De ervaringen in Frankrijk, België en voor een deel in Duitsland, geven aan dat wanneer de hoogte van
de minimumstraffen niet meer beantwoordt aan de maatschappelijke opvattingen of opvattingen
binnen de rechterlijke macht over de proportionaliteit van de strafbedreiging er tal van reacties ontstaan
om onder het dwingende karakter van de minimumstraffen uit te komen. De onderzoekers noemen in
dit verband oneigenlijke vrijspraken om een veroordeling tot een voorgeschreven straf te vermijden.
Ook blijkt uit het onderzoek dat invoering van minimumstraffen grote gevolgen heeft voor het
vervolgingsbeleid van het OM, dat vorm heeft gekregen in strafvorderingsrichtlijnen. Bovendien is
handhaving van strafminima niet mogelijk zonder de rechter te onderwerpen aan een strikte en
toetsbare motiveringsplicht, zo blijkt uit de onderzochte landen. Immers: als een rechter zonder uitleg
te geven van een wettelijke minimumstraf zou mogen afwijken, heeft invoering weinig zin.

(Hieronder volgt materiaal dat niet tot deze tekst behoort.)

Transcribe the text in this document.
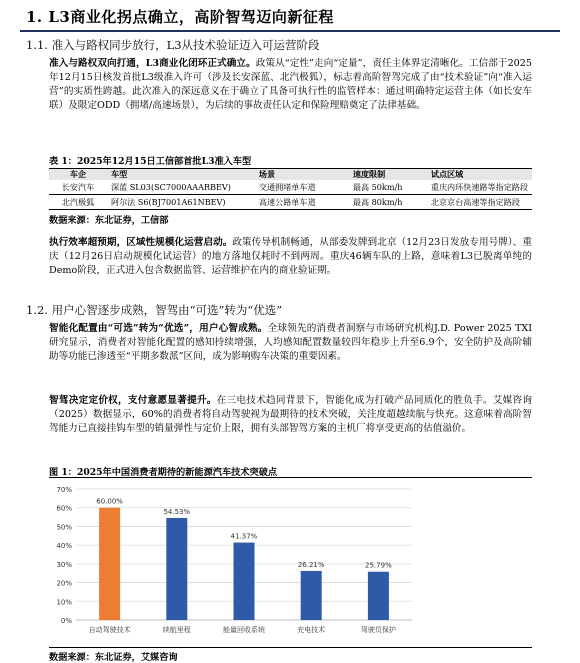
1. L3商业化拐点确立，高阶智驾迈向新征程
1.1. 准入与路权同步放行，L3从技术验证迈入可运营阶段
准入与路权双向打通，L3商业化闭环正式确立。政策从“定性”走向“定量”，责任主体界定清晰化。工信部于2025年12月15日核发首批L3级准入许可（涉及长安深蓝、北汽极狐），标志着高阶智驾完成了由“技术验证”向“准入运营”的实质性跨越。此次准入的深远意义在于确立了具备可执行性的监管样本：通过明确特定运营主体（如长安车联）及限定ODD（拥堵/高速场景），为后续的事故责任认定和保险理赔奠定了法律基础。
表 1：2025年12月15日工信部首批L3准入车型
车企	车型	场景	速度限制	试点区域
长安汽车	深蓝 SL03(SC7000AAARBEV)	交通拥堵单车道	最高 50km/h	重庆内环快速路等指定路段
北汽极狐	阿尔法 S6(BJ7001A61NBEV)	高速公路单车道	最高 80km/h	北京京台高速等指定路段
数据来源：东北证券，工信部
执行效率超预期，区域性规模化运营启动。政策传导机制畅通，从部委发牌到北京（12月23日发放专用号牌）、重庆（12月26日启动规模化试运营）的地方落地仅耗时不到两周。重庆46辆车队的上路，意味着L3已脱离单纯的Demo阶段，正式进入包含数据监管、运营维护在内的商业验证期。
1.2. 用户心智逐步成熟，智驾由“可选”转为“优选”
智能化配置由“可选”转为“优选”，用户心智成熟。全球领先的消费者洞察与市场研究机构J.D. Power 2025 TXI研究显示，消费者对智能化配置的感知持续增强，人均感知配置数量较四年稳步上升至6.9个，安全防护及高阶辅助等功能已渗透至“平期多数派”区间，成为影响购车决策的重要因素。
智驾决定定价权，支付意愿显著提升。在三电技术趋同背景下，智能化成为打破产品同质化的胜负手。艾媒咨询（2025）数据显示，60%的消费者将自动驾驶视为最期待的技术突破，关注度超越续航与快充。这意味着高阶智驾能力已直接挂钩车型的销量弹性与定价上限，拥有头部智驾方案的主机厂将享受更高的估值溢价。
图 1：2025年中国消费者期待的新能源汽车技术突破点
0%
10%
20%
30%
40%
50%
60%
70%
60.00%
自动驾驶技术
54.53%
续航里程
41.37%
能量回收系统
26.21%
充电技术
25.79%
驾驶员保护
数据来源：东北证券，艾媒咨询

Het onderzoek voedt de twijfel of er uit oogpunt van sturing van straftoemeting veel verwacht mag
worden van invoering van bijzondere strafminima. In Duitsland bijvoorbeeld heeft het stelsel in de
praktijk nauwelijks invloed op de straftoemeting in concrete strafzaken.
Mocht binnen de Europese Unie een discussie over minimumstraffen worden gevoerd dan zal
Nederland geen principieel afwijzend standpunt innemen maar wel de sterke twijfels over het nut van
een stelsel van bijzondere minimumstraffen naar voren brengen.